また、現行実務上、フランチャイズ登録申請は、起業家・協同組合開発省(Ministry of Entrepreneur and Cooperatives Development)が承認したフランチャイズコンサルタント(https://myfexv2.kuskop.gov.my/carian-konsultanに掲載)を通じてのみ提出することが認められています。したがって、フランチャイザーは、通常、フランチャイズコンサルタントを起用し、登録及び承認手続全体を通じて、必要書類の準備・提出、法令及び規制上の要件への対応並びに関係当局との協議・調整等について支援を受けることになります。
[6] フランチャイズ法第6条
[7] https://myfexv2.kuskop.gov.my/faq
[8] フランチャイズ法第54条
[9] フランチャイズ法第53条
[10] フランチャイズ法第6A条及び第6B条
[11] https://myfexv2.kuskop.gov.my/faq
フランチャイズ登録の有効期間
フランチャイズ登録の有効期間は5年間です[12]。登録を更新する場合には、登録有効期限の満了日から30日以内に更新申請を行う必要があります[13]。また、更新手続は有効期限満了日の6か月前から開始することができます[14]。
[12] フランチャイズ法第25条
[13] フランチャイズ法第10A条1項
[14] https://myfexv2.kuskop.gov.my/faq
フランチャイズ登録申請に必要な書類
フランチャイズ登録申請に当たっては、通常、以下の書類の提出が求められます[15]。

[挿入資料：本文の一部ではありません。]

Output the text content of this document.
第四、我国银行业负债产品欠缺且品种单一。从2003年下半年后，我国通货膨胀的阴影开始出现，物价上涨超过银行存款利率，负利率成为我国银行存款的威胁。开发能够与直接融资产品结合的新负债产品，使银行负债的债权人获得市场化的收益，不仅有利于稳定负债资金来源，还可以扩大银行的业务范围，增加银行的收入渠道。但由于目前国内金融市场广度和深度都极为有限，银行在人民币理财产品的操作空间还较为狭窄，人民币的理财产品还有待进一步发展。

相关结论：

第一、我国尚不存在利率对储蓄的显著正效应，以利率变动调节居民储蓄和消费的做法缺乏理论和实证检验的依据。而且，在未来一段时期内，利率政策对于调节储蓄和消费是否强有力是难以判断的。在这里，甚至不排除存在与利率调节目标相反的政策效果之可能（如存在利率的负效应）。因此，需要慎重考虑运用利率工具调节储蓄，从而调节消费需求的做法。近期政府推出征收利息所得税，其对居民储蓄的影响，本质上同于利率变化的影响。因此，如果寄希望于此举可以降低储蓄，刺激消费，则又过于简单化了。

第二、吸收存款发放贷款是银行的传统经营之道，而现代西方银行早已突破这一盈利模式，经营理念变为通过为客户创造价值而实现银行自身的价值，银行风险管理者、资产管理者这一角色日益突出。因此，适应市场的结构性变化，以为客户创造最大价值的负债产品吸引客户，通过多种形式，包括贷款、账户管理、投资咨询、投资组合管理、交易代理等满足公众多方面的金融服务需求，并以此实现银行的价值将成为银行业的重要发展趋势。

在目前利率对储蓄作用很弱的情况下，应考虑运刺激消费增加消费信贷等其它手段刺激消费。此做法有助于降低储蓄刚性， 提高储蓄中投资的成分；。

- 当該フランチャイズに係るマレーシア国内の商標登録証明書
- フランチャイズ契約書
- フランチャイズ開示書類
- フランチャイズ運営マニュアル
- フランチャイズ研修マニュアル
- 直近3事業年度分の監査済財務諸表
- 当局が公表するチェックリストに基づき要求されるその他の書類
重要な点として、フランチャイズ登録申請を行う前に、当該フランチャイズに係る商標について、マレーシア知的財産公社(Intellectual Property Corporation of Malaysia)が発行した商標登録証明書を取得しておく必要があります。マレーシアにおいて商標を出願中で、まだ商標登録が完了していない場合には、原則としてフランチャイズ登録申請を行うことはできません。また、通常、フランチャイザーが当該フランチャイズ事業分野において少なくとも3年間の事業実績を有していることが求めれます。
[15] フランチャイズ法第7条1項及び24条
まとめ
以上のとおり、フランチャイズ法は、マレーシアにおいてフランチャイズ事業を開始する前提として、登録義務、承認取得義務その他の要件を定めています。したがって、フランチャイズの方法によるマレーシア進出を検討する場合、登録及び承認手続を円滑に進めるためにも、早い段階から十分な準備及び事業計画の策定を行うことが重要です。